Ob es nun 1900 Flüchtlinge sind, wie Mitte vergangener Woche, oder inzwischen wieder ein paar weniger - für die Profis von der Inneren Mission und das ehrenamtliche Helferteam aus der Freimanner Nachbarschaft oder von weiter weg ist die Arbeit kaum mehr zu bewältigen. Margit Merkle beispielsweise engagiert sich seit Jahren in der Schwangeren-Beratung, und hat jetzt sogar begonnen, Arabisch zu lernen, um sich mit den Frauen verständigen zu können. Mehr als 90 werdende Mütter sind derzeit in den verschiedenen Dependancen der Münchner Erstaufnahme verzeichnet. "Mir läuft ständig irgendein Schwangeren-Bauch über den Weg", sagt sie.

Zu wenig Personal

Eine Kollegin, die seit Eröffnung der Freimanner Kasernen-Unterkunft Deutsch-Kurse gibt, kann mit Hilfe von Kolleginnen immerhin täglich (außer Sonntag) ein Sprachangebot machen. "Saumäßig viel Arbeit" sei das, aber die Motivation der Teilnehmer entschädige für vieles. "Die Leute wollen unbedingt hier zurechtkommen lernen." Also übt die freiwillige Helferin ein ums andere Mal Vokabeln und Aussprache, lässt jeden einzelnen im fast vollen Klassenzimmer nachsprechen, ob er ein Papier oder einen Stift braucht, trainiert "Guten Tag", "Hallo" und "Tschüss". "Ich komme über ein gewisses Niveau nicht hinaus", räumt sie ein. Sie wisse auch nicht, wer da sei, wenn sie das Seminarzimmer aufmache. Viele hätten Behördentermine, mehr als ein paar zusammenhängende Deutsch-Stunden bekämen die frisch angekommenen Asylbewerber meist ohnehin nicht mit. Dann würden sie weitervermittelt.
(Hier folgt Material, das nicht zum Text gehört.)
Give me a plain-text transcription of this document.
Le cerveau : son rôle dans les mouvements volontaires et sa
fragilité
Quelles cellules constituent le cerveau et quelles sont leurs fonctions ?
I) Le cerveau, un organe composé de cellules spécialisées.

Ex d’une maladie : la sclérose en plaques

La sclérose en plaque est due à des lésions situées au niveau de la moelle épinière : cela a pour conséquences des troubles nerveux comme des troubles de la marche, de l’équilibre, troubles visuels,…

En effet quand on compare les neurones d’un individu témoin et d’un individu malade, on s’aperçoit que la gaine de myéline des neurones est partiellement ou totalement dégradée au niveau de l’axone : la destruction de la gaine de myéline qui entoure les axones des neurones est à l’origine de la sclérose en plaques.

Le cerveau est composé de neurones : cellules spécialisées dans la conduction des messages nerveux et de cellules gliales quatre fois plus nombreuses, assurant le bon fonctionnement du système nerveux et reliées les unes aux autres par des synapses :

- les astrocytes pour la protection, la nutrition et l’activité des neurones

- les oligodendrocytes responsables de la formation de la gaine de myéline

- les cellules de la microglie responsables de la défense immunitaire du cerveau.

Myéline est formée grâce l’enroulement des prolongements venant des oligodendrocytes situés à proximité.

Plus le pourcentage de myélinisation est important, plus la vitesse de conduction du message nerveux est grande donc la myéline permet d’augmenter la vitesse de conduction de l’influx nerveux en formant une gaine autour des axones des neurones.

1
Bisher aber kommen immer weitere nach. Um sie kümmern sich Mitarbeiter der Inneren Mission München (IMM) - allerdings viel zu wenige. "Sechseinhalb Leute, da ist Land unter", konstatiert IMM-Sprecher Klaus Honigschnabel. Die Regierung von Oberbayern hat nun angekündigt, die Betreuung weiter verbessern zu wollen. Außerdem arbeitet man an einem Abbau der Belegung in der Bayernkaserne. Dass sich bis 2017, wenn die Bebauung der Bayernkaserne beginnen und der Flüchtlingstross weiterziehen soll, ihre Zahl allein an der Heidemannstraße dennoch zwischen 1500 und 2000 bewegen wird, hat man in der Nachbarschaft wohl verstanden. Patric Wolf (CSU), stellvertretender Bezirkausschuss-Vorsitzender von Schwabing-Freimann, hat dennoch das Gefühl, dass sich die Lage ein bisschen entspannt.
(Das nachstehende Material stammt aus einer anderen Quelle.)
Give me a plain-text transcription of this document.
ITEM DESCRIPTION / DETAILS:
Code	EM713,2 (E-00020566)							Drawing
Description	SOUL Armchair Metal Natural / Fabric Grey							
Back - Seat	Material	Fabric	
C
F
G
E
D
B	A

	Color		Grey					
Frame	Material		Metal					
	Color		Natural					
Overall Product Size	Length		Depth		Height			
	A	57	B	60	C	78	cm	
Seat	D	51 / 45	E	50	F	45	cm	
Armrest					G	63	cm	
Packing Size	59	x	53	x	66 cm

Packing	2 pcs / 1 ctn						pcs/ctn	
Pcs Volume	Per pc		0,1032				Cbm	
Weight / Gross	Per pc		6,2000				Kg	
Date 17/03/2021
Nach einem demonstrativen "Gassi-Gehen" von Nachbarn mit Hunden vor dem Kasernentor vor wenigen Tagen, sozusagen zur Rückeroberung des öffentlichen Raums, haben Anwohner eine zunächst erwogene Demonstration wieder abgeblasen. Vielleicht aus Angst vor rechtsextremen Trittbrettfahrern. Vielleicht aber auch wegen der intensiven Bemühungen der Kasernen-Betreuer. Das Müllaufkommen in der Nachbarschaft ist jedenfalls mittlerweile erheblich zurückgegangen. Kein Wunder: Zur Zeit wird der Grünstreifen vor der Kaserne intensiv gereinigt - acht Mal so häufig wie eine städtische Grünanlage.

Ziel: menschliche Unterbringung

Die Münchner Erstaufnahmeeinrichtung für Asylbewerber in der Bayernkaserne soll eine dritte Dependance bekommen: Etwa 300 Flüchtlinge will die Regierung von Oberbayern auf dem Gelände der ehemaligen Funkkaserne unterbringen. Während der Großteil des Areals zwischen Domagkstraße und Frankfurter Ring derzeit bebaut wird, stehen in der nordöstlichen Ecke noch mehrere Gebäude der Bundespolizei. Zwei von ihnen, in denen sich bis vor ein paar Jahren Büros und Unterkunftsräume des Bundespolizeiamtes München befanden, stehen laut einem Sprecher der Bundespolizei seit geraumer Zeit leer. Dort sollen noch im August Asylbewerber einziehen. Die zuständige Regierung von Oberbayern sah sich bis Redaktionsschluss dieser Ausgabe nicht in der Lage, detailliertere Auskünfte über die neue Unterkunft zu geben. Dasselbe gilt für die Bundesanstalt für Immobilienaufgaben in Bonn, die das dem Bund gehörende Areal verwaltet.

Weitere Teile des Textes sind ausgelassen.